Проходящий мимо Костя слышит этот вопрос и небрежно улыбается.

— Если бы хоть такая польза от них была, — не останавливаясь, бросает он в пространство. Все трое оторопело смотрят ему вслед.

— Что это с ним? — удивляется Белинский. — Такой всегда смирный.

— Наверное, гимнастику стал делать, — говорит писатель.

— Гимнастику? — переспрашивает лысый.

— А ты не видишь? Плечи держит как Рэмбо и ногами не шаркает.

Лысый смотрит на писателя с уважением.

— Ты наблюдательный, — говорит он. — Видно, что писатель.

— Фу ты, — говорит Белинский.

— Не затыкай ему рот, пусть продолжает. — Писатель кивает лысому. — Продолжай.

Лысый отвечает ему недоуменным взглядом.

— О чем продолжать?

— О моей наблюдательности,

— Я ведь уже сказал.

— А ты скажи в деталях. — И писатель пинает под столом захлебывающегося смехом Белинского.

— Эй! — возражает Белинский. — Правда в деталях перестает ею быть.

— И пусть, — отвечает писатель. — Меня как раз интересуют детали.

— Нет-нет, — говорит Аристид Иванович, — Меня не интересует истина. Ложь тоже. Мне интересны отклонения: заблуждения, безумства, дурачества, ослепление… Да, ослепление. Вы читали Канетти?

— Это кто? — спрашивает Майк.

— Понятно, — говорит Аристид Иванович.

Они стоят подле кустов боярышника, в которых что-то энергично шуршит.
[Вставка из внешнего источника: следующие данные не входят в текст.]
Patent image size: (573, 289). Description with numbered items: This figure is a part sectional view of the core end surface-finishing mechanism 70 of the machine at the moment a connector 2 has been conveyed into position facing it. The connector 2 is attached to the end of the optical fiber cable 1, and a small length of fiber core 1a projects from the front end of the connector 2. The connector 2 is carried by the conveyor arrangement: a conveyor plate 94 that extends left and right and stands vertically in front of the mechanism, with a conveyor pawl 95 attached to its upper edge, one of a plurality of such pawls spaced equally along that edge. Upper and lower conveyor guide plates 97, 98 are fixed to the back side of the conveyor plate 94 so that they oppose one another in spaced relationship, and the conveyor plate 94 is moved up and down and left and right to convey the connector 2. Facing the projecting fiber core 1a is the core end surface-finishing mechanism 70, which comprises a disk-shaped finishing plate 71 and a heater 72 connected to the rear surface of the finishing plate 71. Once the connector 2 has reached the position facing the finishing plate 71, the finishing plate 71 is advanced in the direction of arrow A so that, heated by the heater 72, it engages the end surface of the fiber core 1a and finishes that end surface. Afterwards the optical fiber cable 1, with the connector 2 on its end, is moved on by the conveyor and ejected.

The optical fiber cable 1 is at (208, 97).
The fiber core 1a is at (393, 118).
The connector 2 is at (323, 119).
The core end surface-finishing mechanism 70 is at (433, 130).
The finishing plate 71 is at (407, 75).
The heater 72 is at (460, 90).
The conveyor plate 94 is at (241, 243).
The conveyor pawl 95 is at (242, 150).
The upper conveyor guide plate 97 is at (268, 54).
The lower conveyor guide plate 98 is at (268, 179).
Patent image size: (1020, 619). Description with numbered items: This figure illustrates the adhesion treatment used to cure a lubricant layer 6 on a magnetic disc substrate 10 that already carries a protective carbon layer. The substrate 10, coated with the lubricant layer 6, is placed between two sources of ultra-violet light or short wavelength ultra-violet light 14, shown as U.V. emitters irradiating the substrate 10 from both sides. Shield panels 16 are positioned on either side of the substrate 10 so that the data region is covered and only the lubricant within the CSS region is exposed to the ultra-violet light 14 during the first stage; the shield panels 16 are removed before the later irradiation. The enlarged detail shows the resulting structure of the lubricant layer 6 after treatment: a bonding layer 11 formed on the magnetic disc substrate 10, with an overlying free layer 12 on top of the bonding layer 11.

Черный парк сливается с черным небом. По краю парка, прямо по дорожке, проезжает, поднимая клубы желтых листьев, машина. Свет передних фар — прозрачный и почти белый, задних — красный и густо-желтый, которые в совокупности дают оранжевый. Старикашка и Майк смотрят им вслед.

— Вам нужно дожить до моих лет, чтобы понять какие-то вещи, — изрекает Аристид Иванович.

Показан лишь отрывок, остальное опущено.